И это был праздник для него — накупать ей обнов и, видя улыбку на ее лице и блеск в глазах, сознавать, что она прекрасна и подняла его к такой огромной и смелой любви.

Казанская прошла, как сон, и только на седьмой день ее после окончания работ он зашел в «роту». Но старшины не было там.

— Где он? — спросил Марк Черняка, встретившегося ему у порога.

— Почем я знаю? — грубо оборвал тот. — Подожди, придет, не съели его волки, твоего старшину.

Марк удивился. Никто не смел до сих пор непочтительно отзываться о Казанском. Дисциплина по отношению к ротному старшине была доведена в «роте» до тонкости. И подумав, что Черняк пьян, он пошел к наре Казанского, лег на нее и скоро уснул, устав, как вол, за свой рабочий день у машины.

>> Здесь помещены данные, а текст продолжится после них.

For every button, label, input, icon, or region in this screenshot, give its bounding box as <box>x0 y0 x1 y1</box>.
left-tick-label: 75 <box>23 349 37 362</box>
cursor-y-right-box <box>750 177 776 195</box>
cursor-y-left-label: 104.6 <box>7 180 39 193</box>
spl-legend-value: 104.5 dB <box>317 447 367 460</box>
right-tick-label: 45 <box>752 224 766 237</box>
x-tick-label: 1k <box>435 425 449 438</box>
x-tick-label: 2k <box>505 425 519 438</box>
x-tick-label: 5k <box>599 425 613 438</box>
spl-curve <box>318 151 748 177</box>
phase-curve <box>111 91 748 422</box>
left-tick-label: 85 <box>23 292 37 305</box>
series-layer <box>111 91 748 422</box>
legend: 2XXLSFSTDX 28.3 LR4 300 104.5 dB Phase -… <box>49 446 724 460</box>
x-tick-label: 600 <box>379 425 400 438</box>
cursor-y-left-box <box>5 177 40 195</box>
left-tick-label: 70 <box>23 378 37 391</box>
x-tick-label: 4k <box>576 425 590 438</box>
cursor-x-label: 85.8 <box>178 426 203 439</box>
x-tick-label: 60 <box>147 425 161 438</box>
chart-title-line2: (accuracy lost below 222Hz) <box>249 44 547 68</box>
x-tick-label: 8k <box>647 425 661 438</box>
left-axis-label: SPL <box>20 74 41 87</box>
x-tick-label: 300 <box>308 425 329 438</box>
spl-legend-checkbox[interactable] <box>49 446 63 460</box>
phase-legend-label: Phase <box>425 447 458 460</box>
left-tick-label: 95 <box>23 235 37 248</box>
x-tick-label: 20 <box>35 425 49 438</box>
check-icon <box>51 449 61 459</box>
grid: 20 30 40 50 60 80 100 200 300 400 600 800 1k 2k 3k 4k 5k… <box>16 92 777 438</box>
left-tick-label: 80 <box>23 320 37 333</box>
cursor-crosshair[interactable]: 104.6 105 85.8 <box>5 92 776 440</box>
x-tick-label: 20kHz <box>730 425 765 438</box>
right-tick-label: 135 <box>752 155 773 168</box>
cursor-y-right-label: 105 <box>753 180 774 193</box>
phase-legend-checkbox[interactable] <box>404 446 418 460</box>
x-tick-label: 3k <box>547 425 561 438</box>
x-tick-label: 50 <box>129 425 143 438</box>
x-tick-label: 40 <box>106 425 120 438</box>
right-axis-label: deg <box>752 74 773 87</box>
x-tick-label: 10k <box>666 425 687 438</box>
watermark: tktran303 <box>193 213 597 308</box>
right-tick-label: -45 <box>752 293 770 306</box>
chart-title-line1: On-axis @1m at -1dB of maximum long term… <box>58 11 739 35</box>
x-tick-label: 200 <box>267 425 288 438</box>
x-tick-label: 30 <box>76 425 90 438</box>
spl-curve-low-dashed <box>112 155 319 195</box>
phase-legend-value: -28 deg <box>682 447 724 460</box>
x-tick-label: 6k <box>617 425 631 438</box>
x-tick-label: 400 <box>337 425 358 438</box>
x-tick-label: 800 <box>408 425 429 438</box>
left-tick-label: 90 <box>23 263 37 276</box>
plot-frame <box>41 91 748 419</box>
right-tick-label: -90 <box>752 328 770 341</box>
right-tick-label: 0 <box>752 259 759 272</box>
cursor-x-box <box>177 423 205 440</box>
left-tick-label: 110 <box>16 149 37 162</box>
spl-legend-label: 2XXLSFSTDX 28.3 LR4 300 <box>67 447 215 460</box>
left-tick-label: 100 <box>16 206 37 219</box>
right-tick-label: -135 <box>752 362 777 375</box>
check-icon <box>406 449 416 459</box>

Спал он долго и тяжело, ничего не чувствуя, ничего не слыша, глухим, пустым сном без грез и видений. А когда проснулся, то не понял, проснулся ли он или сон продолжается, или начался кошмар какой-то, тяжелый и давящий, и гнетущий.

В «роте» галдели. «Рота» была не на местах, как бывало перед сном, а толпилась одной сплошной серой кучей посередине казармы. И что более всего удивило Марка — это присутствие женщин. Женский персонал «золотой роты» был по ходатайству того же Казанского несколько лет тому назад переведен в пустое помещение мучных сараев, приспособленных к жилью, где они и жили так же, как жили и мужчины, подаянием, субботним побором и заработком кое-где. С «золоторотцами», среди которых выбирали они любезных, женщины виделись в «роте» как гостьи, или у «Оленя», или просто на улице. Но жить сообща Казанский запрещал, видя по опыту, что прочной семьи у этих людей быть не может и пьянство и разгул в «роте» с бабами ведет к опасным столкновениям и к злу.